Но на господина Эгона её слова нисколько не повлияли. Он объяснил, что Конрад сам выбрал его своим отцом, и он этот выбор принял. Кроме того, Август Бартолотти много лет назад исчез неизвестно куда, поэтому его никак нельзя считать отцом. И даже она признала его, господина Эгона, отцом Конрада, потому что требовала от него алиментов.
– А кто платит алименты, тот и есть отец! – закончил господин Эгон.
Госпожа Бартолотти хотела еще и не так выругать господина Эгона, хотела даже вытурить его из квартиры. Просто схватить за шиворот и выкинуть за дверь. Но до этого не дошло. Потому что господин Эгон снова засунул руку в пластиковую сумку и вытащил оттуда авторучку, тетради, цветные карандаши, фломастеры и школьный ранец из красного брезента.
– О, какое все красивое, какое красивое! – воскликнул Конрад.
Он брал в руки каждую вещь и восхищено разглядывал её. Потом раскрутил ручку и написал на обложке тетради: «Конрад Бартолотти».
– Или, может, мать уже купила тебе школьные принадлежности? – язвительно спросил господин Эгон. – Хорошая мать о таком не забудет!

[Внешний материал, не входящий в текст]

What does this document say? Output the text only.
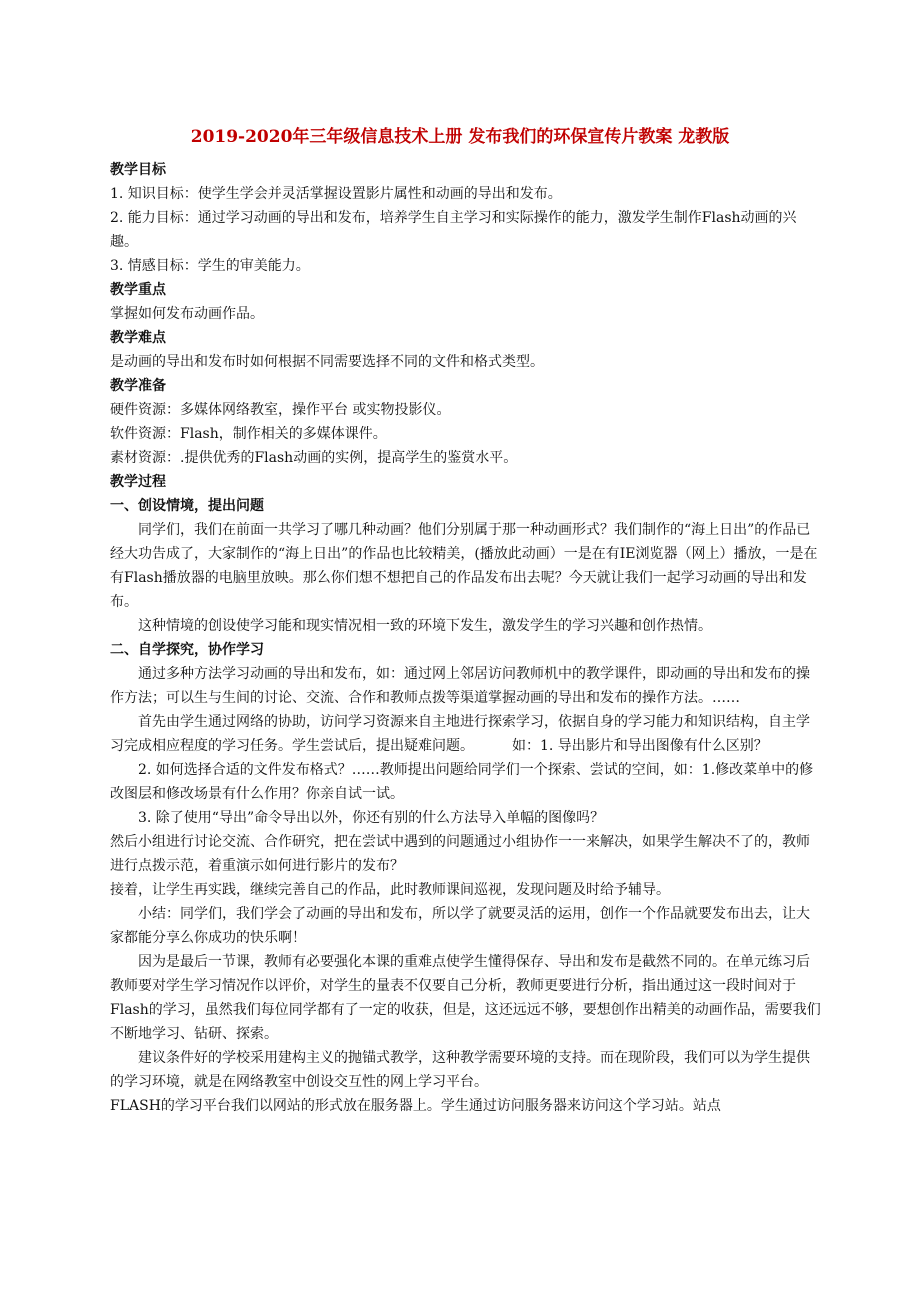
2019-2020年三年级信息技术上册 发布我们的环保宣传片教案 龙教版

教学目标

1. 知识目标：使学生学会并灵活掌握设置影片属性和动画的导出和发布。

2. 能力目标：通过学习动画的导出和发布，培养学生自主学习和实际操作的能力，激发学生制作Flash动画的兴趣。

3. 情感目标：学生的审美能力。

教学重点

掌握如何发布动画作品。

教学难点

是动画的导出和发布时如何根据不同需要选择不同的文件和格式类型。

教学准备

硬件资源：多媒体网络教室，操作平台 或实物投影仪。

软件资源：Flash，制作相关的多媒体课件。

素材资源：.提供优秀的Flash动画的实例，提高学生的鉴赏水平。

教学过程

一、创设情境，提出问题

同学们，我们在前面一共学习了哪几种动画？他们分别属于那一种动画形式？我们制作的“海上日出”的作品已经大功告成了，大家制作的“海上日出”的作品也比较精美，(播放此动画）一是在有IE浏览器（网上）播放，一是在有Flash播放器的电脑里放映。那么你们想不想把自己的作品发布出去呢？今天就让我们一起学习动画的导出和发布。

这种情境的创设使学习能和现实情况相一致的环境下发生，激发学生的学习兴趣和创作热情。

二、自学探究，协作学习

通过多种方法学习动画的导出和发布，如：通过网上邻居访问教师机中的教学课件，即动画的导出和发布的操作方法；可以生与生间的讨论、交流、合作和教师点拨等渠道掌握动画的导出和发布的操作方法。……

首先由学生通过网络的协助，访问学习资源来自主地进行探索学习，依据自身的学习能力和知识结构，自主学习完成相应程度的学习任务。学生尝试后，提出疑难问题。	如：1. 导出影片和导出图像有什么区别？

2. 如何选择合适的文件发布格式？……教师提出问题给同学们一个探索、尝试的空间，如：1.修改菜单中的修改图层和修改场景有什么作用？你亲自试一试。

3. 除了使用“导出”命令导出以外，你还有别的什么方法导入单幅的图像吗？

然后小组进行讨论交流、合作研究，把在尝试中遇到的问题通过小组协作一一来解决，如果学生解决不了的，教师进行点拨示范，着重演示如何进行影片的发布？

接着，让学生再实践，继续完善自己的作品，此时教师课间巡视，发现问题及时给予辅导。

小结：同学们，我们学会了动画的导出和发布，所以学了就要灵活的运用，创作一个作品就要发布出去，让大家都能分享么你成功的快乐啊！

因为是最后一节课，教师有必要强化本课的重难点使学生懂得保存、导出和发布是截然不同的。在单元练习后教师要对学生学习情况作以评价，对学生的量表不仅要自己分析，教师更要进行分析，指出通过这一段时间对于Flash的学习，虽然我们每位同学都有了一定的收获，但是，这还远远不够，要想创作出精美的动画作品，需要我们不断地学习、钻研、探索。

建议条件好的学校采用建构主义的抛锚式教学，这种教学需要环境的支持。而在现阶段，我们可以为学生提供的学习环境，就是在网络教室中创设交互性的网上学习平台。

FLASH的学习平台我们以网站的形式放在服务器上。学生通过访问服务器来访问这个学习站。站点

– Нет, я еще ничего не купила, – ответила госпожа Бартолотти и от стыда покраснела. И из-за этого еще сильнее разозлилась. – Кому это барахло нужно! – крикнула она. – Словно нет ничего важнее, чем дурацкие тетради, никчемные цветные карандаши и красный ранец!
– Мама, – ужаснулся Конрад, – как вы можете такое говорить! – В глазах у него заблестели слезы.
– Я хотел бы, чтобы Конрад перебрался ко мне, – сказал господин Эгон. – Я ответственнее отношусь к своим обязательствам и у меня больше денег, чем у тебя. Я могу нанять ему первоклассную воспитательницу, и послать его в первоклассную частную школу, могу обеспечить его первоклассным…
– Ты первоклассный болван! – перебила его госпожа Бартолотти.
И тогда Конрад правда заплакал. Слезы у него покатились по щекам, как горох, и закапали на сыр. Господин Эгон достал из кармана чистый платок, вытер Конраду нос, погладил по подбородку и сказал:
– Вот тебе еще одно доказательство, что ты не способна воспитывать ребенка! – Потом обратился к Конраду: – Так как, сынок, ты согласен дальше жить у меня?
Конрад сидел притихший и смотрел на стол. Господин Эгон ждал, нервно моргая. Морщины на его лбу тоже нервно дергались.
– Я не знаю, как надо, – тихо ответил Конрад. – На фабрике никто и мысли не допускал, что я окажусь в таких семейных обстоятельствах.
– Сынок! – Госпожа Бартолотти набрала полную грудь воздуха, стараясь говорить медленно и спокойно. И ей это удалось. – Сынок, так прислушайся к тому, что тебе говорит сердце! Ты должен чувствовать, как тебе лучше!
Конечно, Конрад что-то чувствовал. Чувствовал, что любит госпожу Бартолотти и господина Эгона тоже любит. Чувствовал, что ему становится грустно, когда они ссорятся. Чувствовал, что никак не может выбрать кого-нибудь одного – ни госпожу Бартолотти, ни господин Эгона.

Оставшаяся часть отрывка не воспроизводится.